Het stuurprogramma en software installeren
Controleren welke netwerkomgeving u hebt
De installatieprocedure varieert, afhankelijk van uw netwerkomgeving.
Infrastructuurmodus
Wanneer het draadloze toegangspunt (A) geen SecureEasySetup™, Wi-Fi Protected Setup™ of AOSS™ ondersteunt,
volg dan de stappen op pagina 36.
Installatie met behulp van SecureEasySetup™, Wi-Fi Protected Setup™ of AOSS™.
Als uw draadloze toegangspunt (A) SecureEasySetup™, Wi-Fi Protected Setup™ of AOSS™ ondersteunt, hoeft u geen
computer te gebruiken om het apparaat te configureren.
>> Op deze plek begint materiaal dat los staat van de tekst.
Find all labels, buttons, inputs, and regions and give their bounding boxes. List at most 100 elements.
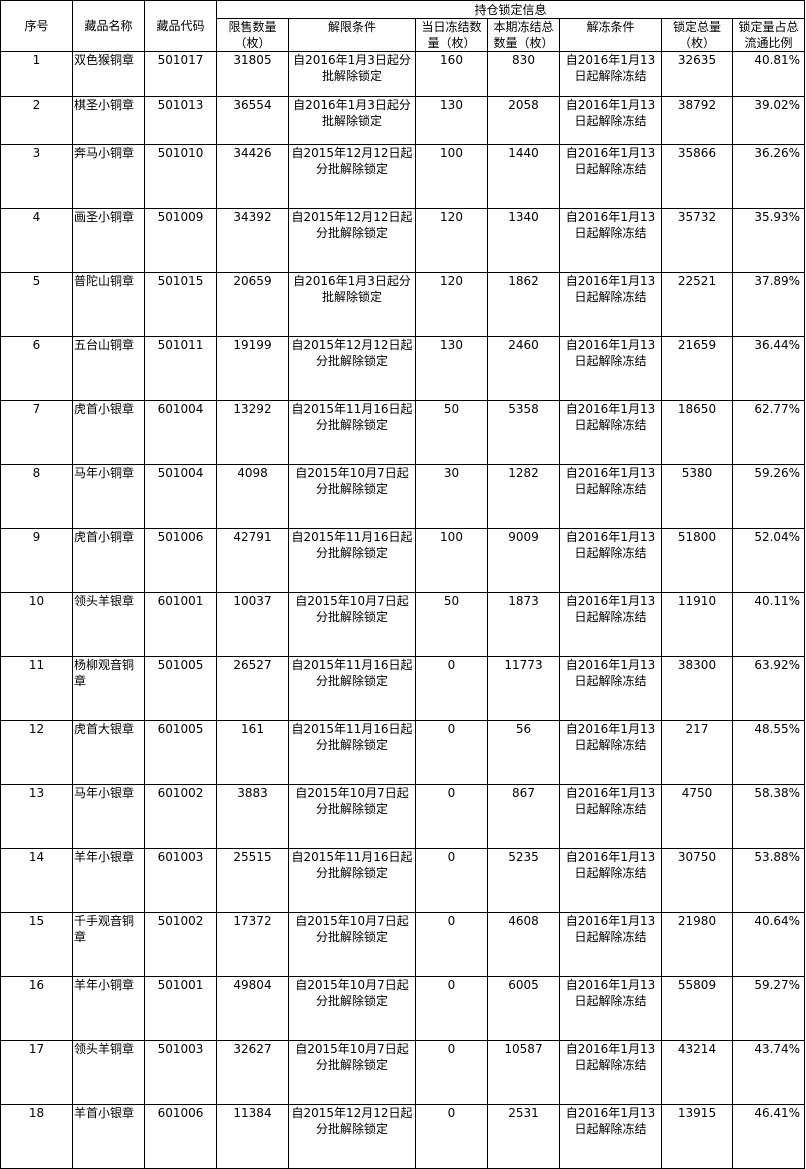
- cell-period-frozen: 830: [487, 51, 560, 97]
- cell-unfreeze-condition: 自2016年1月13日起解除冻结: [559, 912, 662, 977]
- cell-release-condition: 自2015年10月7日起分批解除锁定: [288, 464, 416, 529]
- cell-period-frozen: 1873: [487, 592, 560, 657]
- cell-index: 2: [0, 96, 73, 145]
- cell-restricted-qty: 25515: [216, 848, 289, 913]
- table-row: 4 画圣小铜章 501009 34392 自2015年12月12日起分批解除锁定 120 1…: [0, 208, 806, 273]
- cell-name: 双色猴铜章: [72, 51, 145, 97]
- cell-release-condition: 自2016年1月3日起分批解除锁定: [288, 272, 416, 337]
- cell-daily-frozen: 100: [415, 144, 488, 209]
- cell-lock-ratio: 48.55%: [731, 720, 806, 785]
- cell-code: 501005: [144, 656, 217, 721]
- cell-restricted-qty: 161: [216, 720, 289, 785]
- cell-daily-frozen: 0: [415, 848, 488, 913]
- cell-unfreeze-condition: 自2016年1月13日起解除冻结: [559, 400, 662, 465]
- cell-unfreeze-condition: 自2016年1月13日起解除冻结: [559, 656, 662, 721]
- header-restricted-qty: 限售数量（枚）: [216, 18, 289, 52]
- cell-lock-ratio: 36.44%: [731, 336, 806, 401]
- table-row: 7 虎首小银章 601004 13292 自2015年11月16日起分批解除锁定 50 53…: [0, 400, 806, 465]
- cell-index: 3: [0, 144, 73, 209]
- cell-restricted-qty: 34392: [216, 208, 289, 273]
- cell-release-condition: 自2015年12月12日起分批解除锁定: [288, 144, 416, 209]
- cell-daily-frozen: 120: [415, 272, 488, 337]
- cell-daily-frozen: 0: [415, 976, 488, 1041]
- cell-index: 12: [0, 720, 73, 785]
- cell-name: 羊首小银章: [72, 1104, 145, 1169]
- cell-total-locked: 5380: [661, 464, 733, 529]
- cell-period-frozen: 56: [487, 720, 560, 785]
- cell-release-condition: 自2015年12月12日起分批解除锁定: [288, 1104, 416, 1169]
- cell-lock-ratio: 39.02%: [731, 96, 806, 145]
- cell-lock-ratio: 62.77%: [731, 400, 806, 465]
- cell-unfreeze-condition: 自2016年1月13日起解除冻结: [559, 592, 662, 657]
- table-row: 13 马年小银章 601002 3883 自2015年10月7日起分批解除锁定 0 867 自…: [0, 784, 806, 849]
- cell-total-locked: 30750: [661, 848, 733, 913]
- cell-restricted-qty: 19199: [216, 336, 289, 401]
- cell-code: 601003: [144, 848, 217, 913]
- cell-name: 领头羊银章: [72, 592, 145, 657]
- cell-release-condition: 自2016年1月3日起分批解除锁定: [288, 51, 416, 97]
- cell-unfreeze-condition: 自2016年1月13日起解除冻结: [559, 144, 662, 209]
- header-name: 藏品名称: [72, 0, 145, 52]
- cell-code: 601002: [144, 784, 217, 849]
- cell-release-condition: 自2015年12月12日起分批解除锁定: [288, 336, 416, 401]
- cell-total-locked: 35866: [661, 144, 733, 209]
- cell-total-locked: 43214: [661, 1040, 733, 1105]
- cell-period-frozen: 2531: [487, 1104, 560, 1169]
- cell-daily-frozen: 0: [415, 784, 488, 849]
- cell-release-condition: 自2015年11月16日起分批解除锁定: [288, 400, 416, 465]
- table-row: 10 领头羊银章 601001 10037 自2015年10月7日起分批解除锁定 50 18…: [0, 592, 806, 657]
- cell-unfreeze-condition: 自2016年1月13日起解除冻结: [559, 464, 662, 529]
- cell-period-frozen: 4608: [487, 912, 560, 977]
- cell-release-condition: 自2015年10月7日起分批解除锁定: [288, 1040, 416, 1105]
- header-total-locked: 锁定总量（枚）: [661, 18, 733, 52]
- cell-release-condition: 自2016年1月3日起分批解除锁定: [288, 96, 416, 145]
- cell-unfreeze-condition: 自2016年1月13日起解除冻结: [559, 976, 662, 1041]
- cell-lock-ratio: 46.41%: [731, 1104, 806, 1169]
- cell-code: 501002: [144, 912, 217, 977]
- cell-name: 普陀山铜章: [72, 272, 145, 337]
- cell-period-frozen: 867: [487, 784, 560, 849]
- cell-daily-frozen: 0: [415, 912, 488, 977]
- cell-restricted-qty: 49804: [216, 976, 289, 1041]
- table-row: 17 领头羊铜章 501003 32627 自2015年10月7日起分批解除锁定 0 105…: [0, 1040, 806, 1105]
- cell-release-condition: 自2015年11月16日起分批解除锁定: [288, 528, 416, 593]
- cell-release-condition: 自2015年12月12日起分批解除锁定: [288, 208, 416, 273]
- cell-release-condition: 自2015年10月7日起分批解除锁定: [288, 784, 416, 849]
- cell-index: 6: [0, 336, 73, 401]
- cell-lock-ratio: 63.92%: [731, 656, 806, 721]
- cell-index: 16: [0, 976, 73, 1041]
- table-row: 15 千手观音铜章 501002 17372 自2015年10月7日起分批解除锁定 0 46…: [0, 912, 806, 977]
- table-row: 1 双色猴铜章 501017 31805 自2016年1月3日起分批解除锁定 160 830…: [0, 51, 806, 97]
- cell-unfreeze-condition: 自2016年1月13日起解除冻结: [559, 1104, 662, 1169]
- cell-restricted-qty: 13292: [216, 400, 289, 465]
- cell-lock-ratio: 43.74%: [731, 1040, 806, 1105]
- cell-name: 领头羊铜章: [72, 1040, 145, 1105]
- cell-unfreeze-condition: 自2016年1月13日起解除冻结: [559, 784, 662, 849]
- cell-daily-frozen: 50: [415, 400, 488, 465]
- cell-period-frozen: 5358: [487, 400, 560, 465]
- cell-total-locked: 38792: [661, 96, 733, 145]
- cell-index: 9: [0, 528, 73, 593]
- cell-code: 501006: [144, 528, 217, 593]
- table-row: 12 虎首大银章 601005 161 自2015年11月16日起分批解除锁定 0 56 自2…: [0, 720, 806, 785]
- cell-code: 501009: [144, 208, 217, 273]
- cell-code: 501004: [144, 464, 217, 529]
- cell-lock-ratio: 37.89%: [731, 272, 806, 337]
- cell-total-locked: 55809: [661, 976, 733, 1041]
- cell-code: 601004: [144, 400, 217, 465]
- cell-daily-frozen: 0: [415, 656, 488, 721]
- cell-restricted-qty: 32627: [216, 1040, 289, 1105]
- cell-lock-ratio: 52.04%: [731, 528, 806, 593]
- cell-unfreeze-condition: 自2016年1月13日起解除冻结: [559, 96, 662, 145]
- cell-code: 501017: [144, 51, 217, 97]
- table-row: 8 马年小铜章 501004 4098 自2015年10月7日起分批解除锁定 30 1282…: [0, 464, 806, 529]
- cell-release-condition: 自2015年10月7日起分批解除锁定: [288, 592, 416, 657]
- cell-lock-ratio: 40.64%: [731, 912, 806, 977]
- cell-name: 画圣小铜章: [72, 208, 145, 273]
- cell-period-frozen: 5235: [487, 848, 560, 913]
- cell-unfreeze-condition: 自2016年1月13日起解除冻结: [559, 720, 662, 785]
- cell-unfreeze-condition: 自2016年1月13日起解除冻结: [559, 208, 662, 273]
- cell-total-locked: 11910: [661, 592, 733, 657]
- cell-release-condition: 自2015年11月16日起分批解除锁定: [288, 656, 416, 721]
- cell-lock-ratio: 40.81%: [731, 51, 806, 97]
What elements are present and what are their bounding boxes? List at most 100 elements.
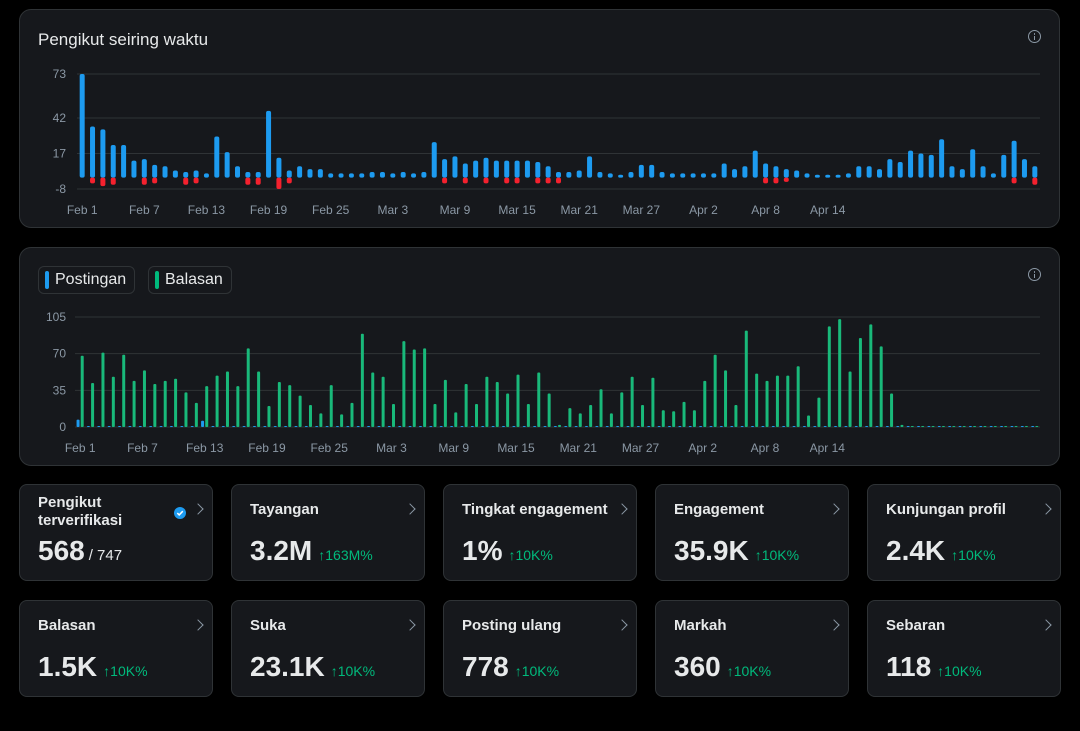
chevron-right-icon xyxy=(828,619,840,631)
bar-gained xyxy=(804,173,810,178)
bar-balasan xyxy=(734,405,738,427)
metric-card-impressions[interactable]: Tayangan 3.2M ↑163M% xyxy=(231,484,425,581)
bar-balasan xyxy=(225,371,229,427)
metric-value-row: 778 ↑10K% xyxy=(462,647,559,691)
bar-gained xyxy=(266,110,272,178)
metric-value-row: 568/ 747 xyxy=(38,531,122,576)
bar-postingan xyxy=(574,425,578,427)
info-icon[interactable] xyxy=(1028,30,1041,43)
bar-postingan xyxy=(1000,425,1004,427)
x-tick-label: Apr 8 xyxy=(751,203,780,217)
bar-gained xyxy=(669,173,675,178)
bar-postingan xyxy=(481,425,485,427)
bar-balasan xyxy=(983,425,987,427)
x-tick-label: Mar 9 xyxy=(440,203,471,217)
metric-card-reposts[interactable]: Posting ulang 778 ↑10K% xyxy=(443,600,637,697)
bar-postingan xyxy=(470,425,474,427)
bar-gained xyxy=(742,166,748,178)
bar-postingan xyxy=(169,425,173,427)
bar-balasan xyxy=(630,376,634,427)
bar-balasan xyxy=(412,349,416,427)
legend-balasan[interactable]: Balasan xyxy=(148,266,232,294)
bar-gained xyxy=(628,171,634,178)
bar-gained xyxy=(245,171,251,178)
bar-lost xyxy=(100,177,106,187)
bar-gained xyxy=(556,171,561,178)
bar-balasan xyxy=(796,366,800,427)
metric-value-row: 360 ↑10K% xyxy=(674,647,771,691)
bar-postingan xyxy=(387,425,391,427)
bar-gained xyxy=(732,169,738,178)
bar-lost xyxy=(504,177,510,184)
bar-gained xyxy=(939,139,945,178)
bar-postingan xyxy=(221,425,225,427)
x-tick-label: Apr 14 xyxy=(810,441,846,455)
bar-postingan xyxy=(325,425,329,427)
bar-gained xyxy=(607,173,613,178)
bar-lost xyxy=(773,177,779,184)
metric-card-engagement[interactable]: Engagement 35.9K ↑10K% xyxy=(655,484,849,581)
metric-value-row: 118 ↑10K% xyxy=(886,647,982,691)
bar-postingan xyxy=(688,425,692,427)
bar-balasan xyxy=(765,380,769,427)
bar-postingan xyxy=(273,425,277,427)
bar-gained xyxy=(297,166,303,178)
bar-balasan xyxy=(516,374,520,427)
bar-gained xyxy=(100,129,106,178)
bar-balasan xyxy=(879,346,883,427)
bar-postingan xyxy=(315,425,319,427)
metric-card-bookmarks[interactable]: Markah 360 ↑10K% xyxy=(655,600,849,697)
metric-card-shares[interactable]: Sebaran 118 ↑10K% xyxy=(867,600,1061,697)
bar-balasan xyxy=(817,397,821,427)
bar-gained xyxy=(835,174,841,178)
bar-gained xyxy=(359,173,365,178)
info-icon[interactable] xyxy=(1028,268,1041,281)
bar-lost xyxy=(286,177,292,184)
bar-gained xyxy=(141,159,147,178)
bar-balasan xyxy=(869,324,873,427)
metric-value-row: 1% ↑10K% xyxy=(462,531,553,575)
bar-gained xyxy=(877,169,882,178)
x-tick-label: Mar 27 xyxy=(623,203,661,217)
metric-card-verified-followers[interactable]: Pengikut terverifikasi 568/ 747 xyxy=(19,484,213,581)
bar-balasan xyxy=(1024,425,1028,427)
bar-postingan xyxy=(927,425,931,427)
bar-balasan xyxy=(775,375,779,427)
bar-postingan xyxy=(418,425,422,427)
bar-lost xyxy=(545,177,551,184)
x-tick-label: Mar 3 xyxy=(377,203,408,217)
metric-card-engagement-rate[interactable]: Tingkat engagement 1% ↑10K% xyxy=(443,484,637,581)
y-tick-label: 105 xyxy=(46,310,66,324)
bar-postingan xyxy=(854,425,858,427)
bar-postingan xyxy=(533,425,537,427)
bar-balasan xyxy=(174,378,178,427)
bar-gained xyxy=(1032,166,1038,178)
bar-postingan xyxy=(1020,425,1024,427)
metric-value: 568 xyxy=(38,535,85,566)
bar-postingan xyxy=(730,425,734,427)
metric-label: Sebaran xyxy=(886,617,946,634)
bar-postingan xyxy=(989,425,993,427)
bar-balasan xyxy=(1035,425,1039,427)
bar-gained xyxy=(970,149,976,178)
metric-card-replies[interactable]: Balasan 1.5K ↑10K% xyxy=(19,600,213,697)
bar-balasan xyxy=(506,393,510,427)
metric-card-likes[interactable]: Suka 23.1K ↑10K% xyxy=(231,600,425,697)
bar-balasan xyxy=(672,411,676,427)
bar-gained xyxy=(524,160,530,178)
bar-balasan xyxy=(641,405,645,427)
legend-label-postingan: Postingan xyxy=(55,271,127,288)
bar-postingan xyxy=(180,425,184,427)
bar-postingan xyxy=(263,425,267,427)
bar-gained xyxy=(752,150,758,178)
bar-postingan xyxy=(211,425,215,427)
bar-balasan xyxy=(402,341,406,427)
bar-gained xyxy=(566,171,572,178)
bar-balasan xyxy=(329,385,333,427)
legend-postingan[interactable]: Postingan xyxy=(38,266,136,294)
bar-balasan xyxy=(599,389,603,427)
metric-card-profile-visits[interactable]: Kunjungan profil 2.4K ↑10K% xyxy=(867,484,1061,581)
bar-balasan xyxy=(589,405,593,427)
bar-balasan xyxy=(848,371,852,427)
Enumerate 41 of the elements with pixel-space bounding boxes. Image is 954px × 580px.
Het toegangspunt (router) en uw machine kunnen automatisch
onderhandelen met gebruik van de procedure SecureEasySetup™.
Voor instructies gaat u naar pagina 39.
Configuratie met behulp van de PIN-methode van Wi-Fi Protected Setup™
Wanneer uw draadloos toegangspunt (A) Wi-Fi Protected Setup™ ondersteunt, kunt u ook configureren met behulp van
de PIN-methode van Wi-Fi Protected Setup™. Zie de netwerkhandleiding op de cd-rom voor instructies.